Impact on driving jobs

What all this means for the 3.5 million trucking jobs in the United States today is not fully known. Even Freightliner has indicated it does not plan to build Level 4 trucks. The automated trucks today have been largely at the Level 3 threshold.

While this shift will likely mean some changes to employment, it is unlikely to occur anytime soon. A 2015 study by Frost & Sullivan estimates that by 2035 there will be 182,000 Level 3 semi-autonomous trucks sold worldwide, representing only about 11 percent of the 1.6 million total trucks market. Further, Wilfried Achenbach, Daimler Trucks North America senior vice president of engineering and technology, said that the software isn’t there yet to replicate what the human brain can observe and process.
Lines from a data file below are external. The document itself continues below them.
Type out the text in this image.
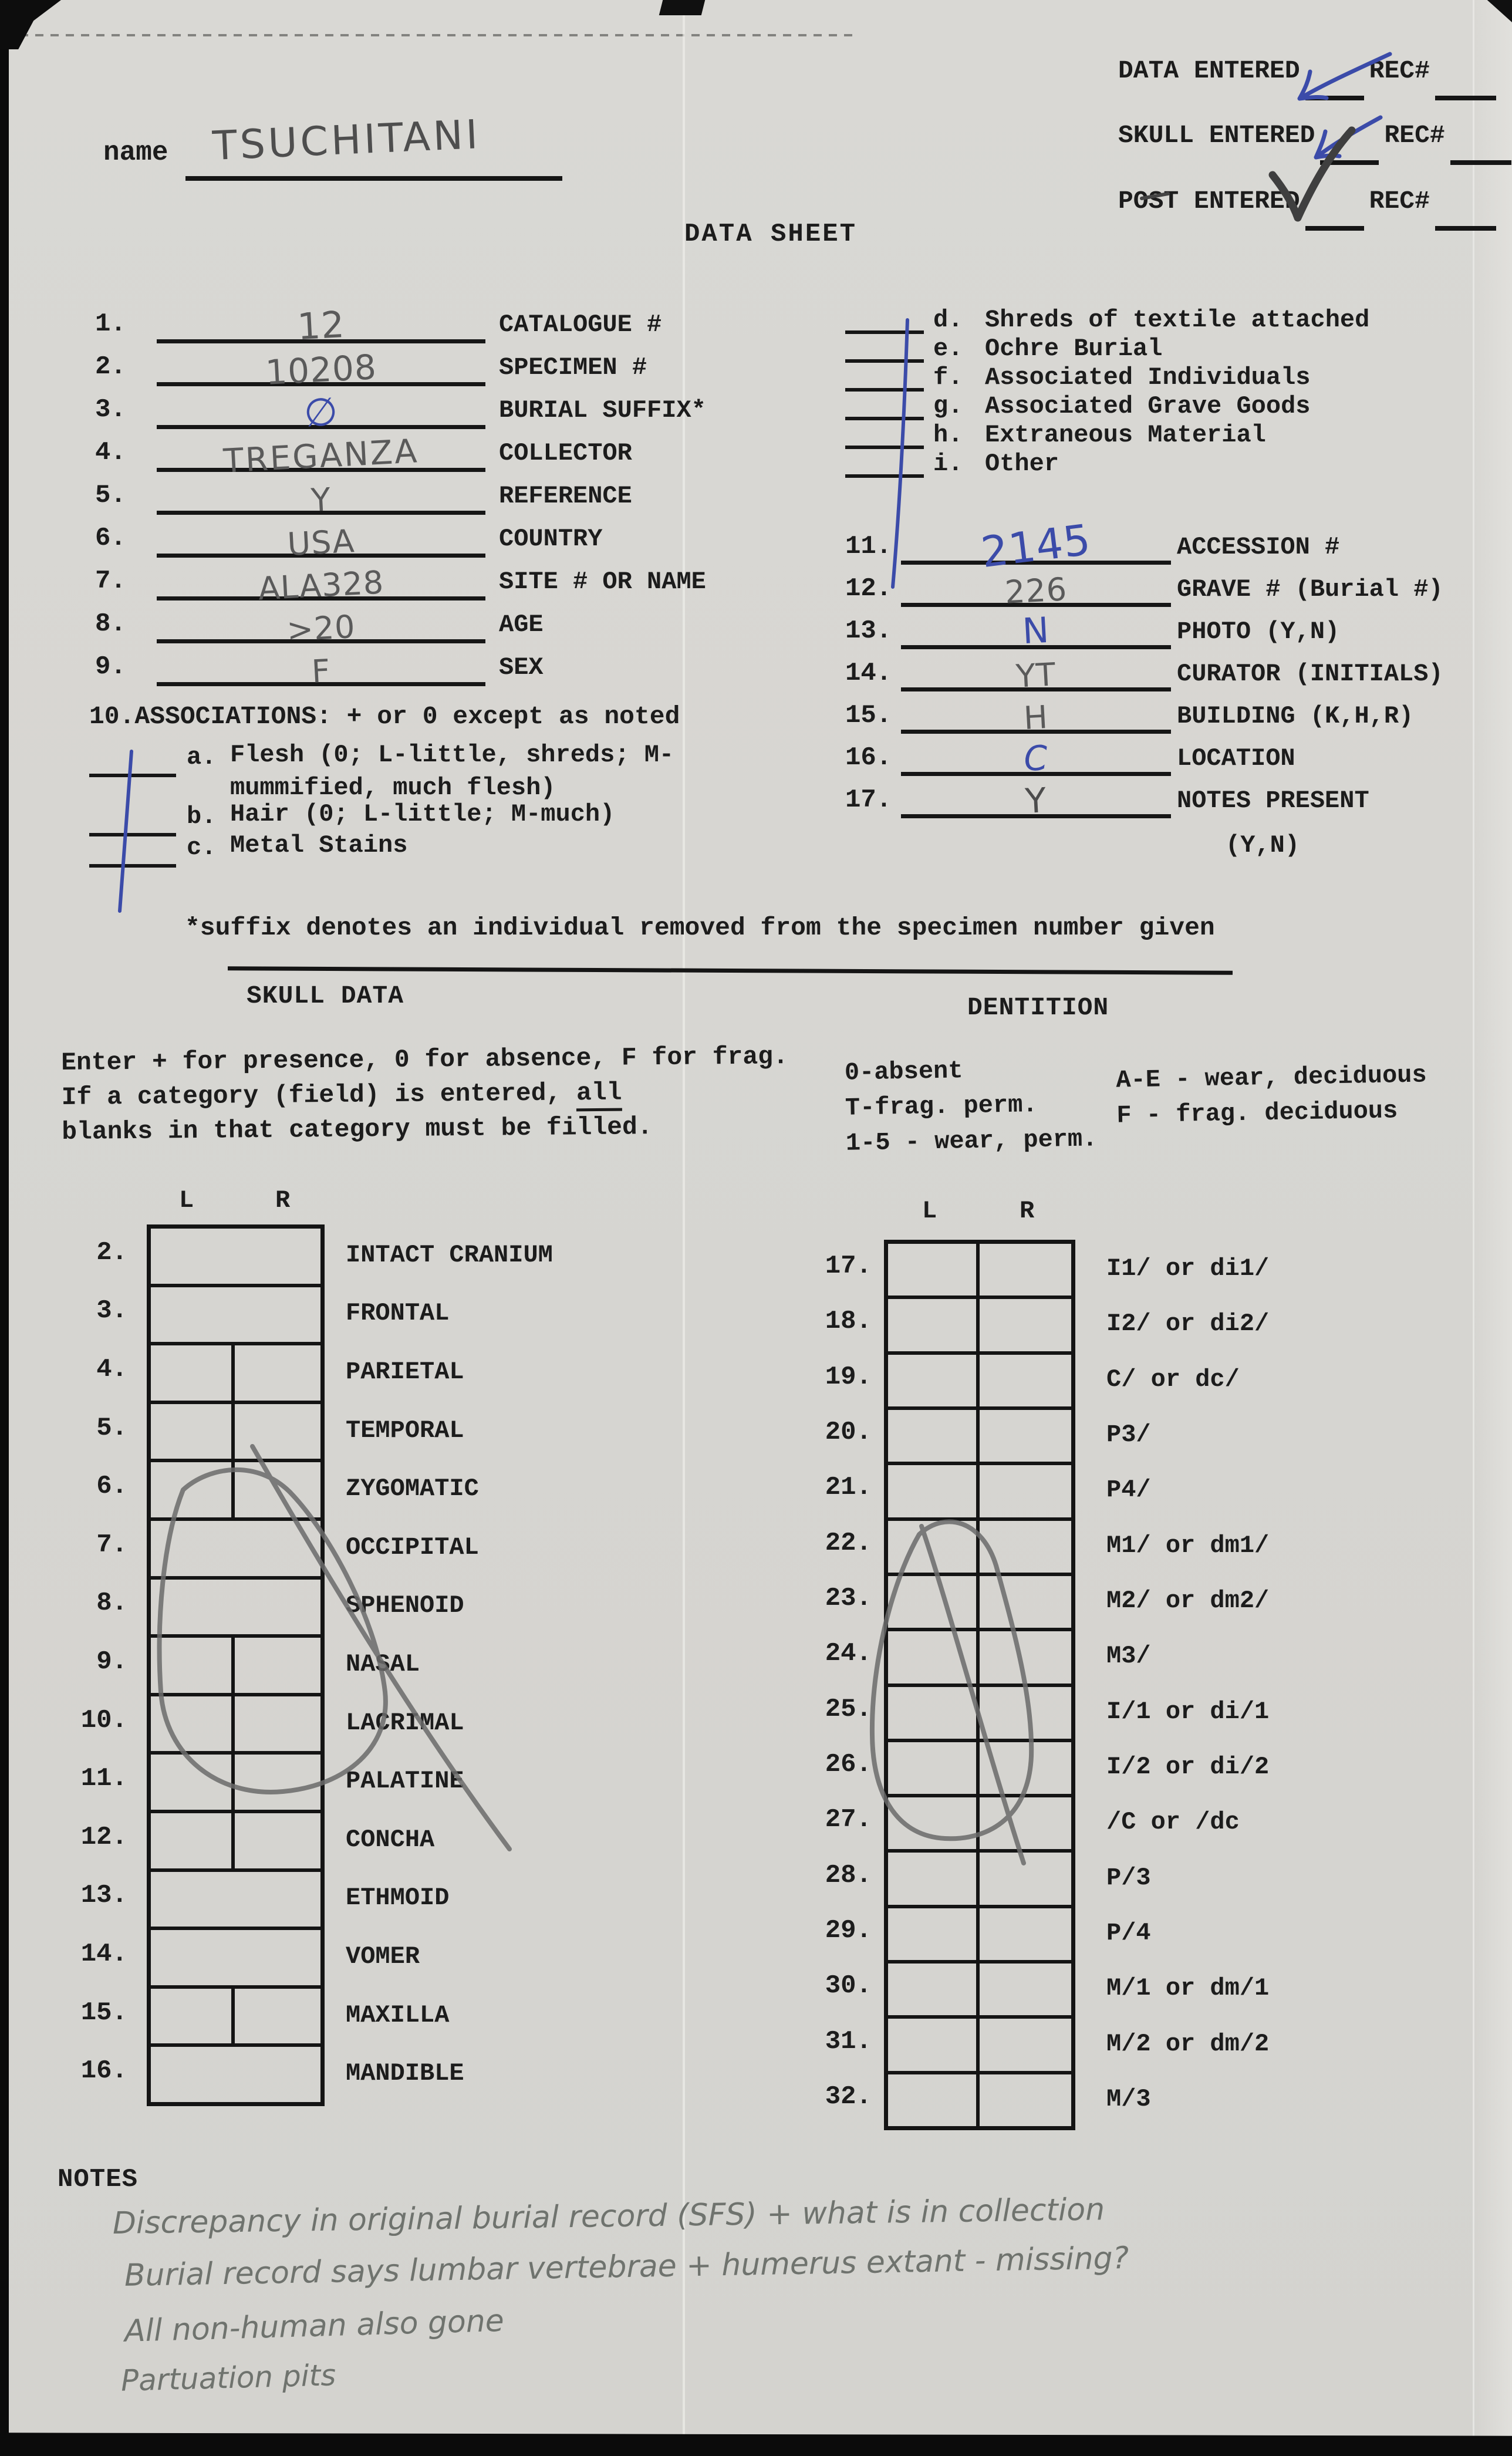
DATA ENTERED	REC#
SKULL ENTERED	REC#
POST ENTERED	REC#
name TSUCHITANI
DATA SHEET
1.	12	CATALOGUE #
2.	10208	SPECIMEN #
3.	∅	BURIAL SUFFIX*
4.	TREGANZA	COLLECTOR
5.	Y	REFERENCE
6.	USA	COUNTRY
7.	ALA328	SITE # OR NAME
8.	>20	AGE
9.	F	SEX
d. Shreds of textile attached
e. Ochre Burial
f. Associated Individuals
g. Associated Grave Goods
h. Extraneous Material
i. Other
11.	2145	ACCESSION #
12.	226	GRAVE # (Burial #)
13.	N	PHOTO (Y,N)
14.	YT	CURATOR (INITIALS)
15.	H	BUILDING (K,H,R)
16.	C	LOCATION
17.	Y	NOTES PRESENT
(Y,N)
10.ASSOCIATIONS: + or 0 except as noted
a. Flesh (0; L-little, shreds; M-
mummified, much flesh)
b. Hair (0; L-little; M-much)
c. Metal Stains
*suffix denotes an individual removed from the specimen number given
SKULL DATA	DENTITION
Enter + for presence, 0 for absence, F for frag.
If a category (field) is entered, all
blanks in that category must be filled.
0-absent
T-frag. perm.
1-5 - wear, perm.
A-E - wear, deciduous
F - frag. deciduous
L	R
2.	INTACT CRANIUM
3.	FRONTAL
4.	PARIETAL
5.	TEMPORAL
6.	ZYGOMATIC
7.	OCCIPITAL
8.	SPHENOID
9.	NASAL
10.	LACRIMAL
11.	PALATINE
12.	CONCHA
13.	ETHMOID
14.	VOMER
15.	MAXILLA
16.	MANDIBLE
L	R
17.	I1/ or di1/
18.	I2/ or di2/
19.	C/ or dc/
20.	P3/
21.	P4/
22.	M1/ or dm1/
23.	M2/ or dm2/
24.	M3/
25.	I/1 or di/1
26.	I/2 or di/2
27.	/C or /dc
28.	P/3
29.	P/4
30.	M/1 or dm/1
31.	M/2 or dm/2
32.	M/3
NOTES
Discrepancy in original burial record (SFS) + what is in collection
Burial record says lumbar vertebrae + humerus extant - missing?
All non-human also gone
Partuation pits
Instead of eliminating jobs, the semi-autonomous trucks may be able to improve safety and quality of life for truck drivers. A paired system — driver and tech — would reduce issues such as driver fatigue and stress that are significant issues in the industry. Tests by Freightliner have showed that driver sleepiness drops by up to 25 percent with autonomous vehicles.

For now, the driving industry faces a significant driver shortage. This scarcity usually drives up salaries, but the impact of automated trucking throws a major x factor into the equation. With the technology not quite there, it’s likely there will be a shift in responsibilities for truckers. With an increased need for technologically savvy drivers, might trucking jobs become more attractive, especially to generations that have been raised in our increasingly digital world?

In the mining industry, automated trucks have led to safer conditions in the loading and unloading of material. Jobs in that sector have shifted from the manual operation of equipment to the monitoring of control systems at a safe, remote distance. Might jobs on trucking follow a similar path? With more time available trucks could, perhaps, handle more back-office tasks when not needed to steer?

Shifting public sentiment

For the industry to move more fully into driverless trucking, there is still one very significant barrier: public sentiment. Autopilot controls in airplanes can do much of the flying of a plane. But when you need a pilot, you need a pilot. Before the public is fully comfortable with completely automated trucks, there will need to be significant changes in public opinion and comfort in with relinquishing control to machines.

Inevitably, there will be technological improvements and cost reductions in automation technology, resolution of legislative issues, and an increase in public acceptance, these advancements will not be leading to a radical transformation of the industry any time soon. Automation will certainly bring change to the numbers of jobs in trucking, but the future story is still to be written.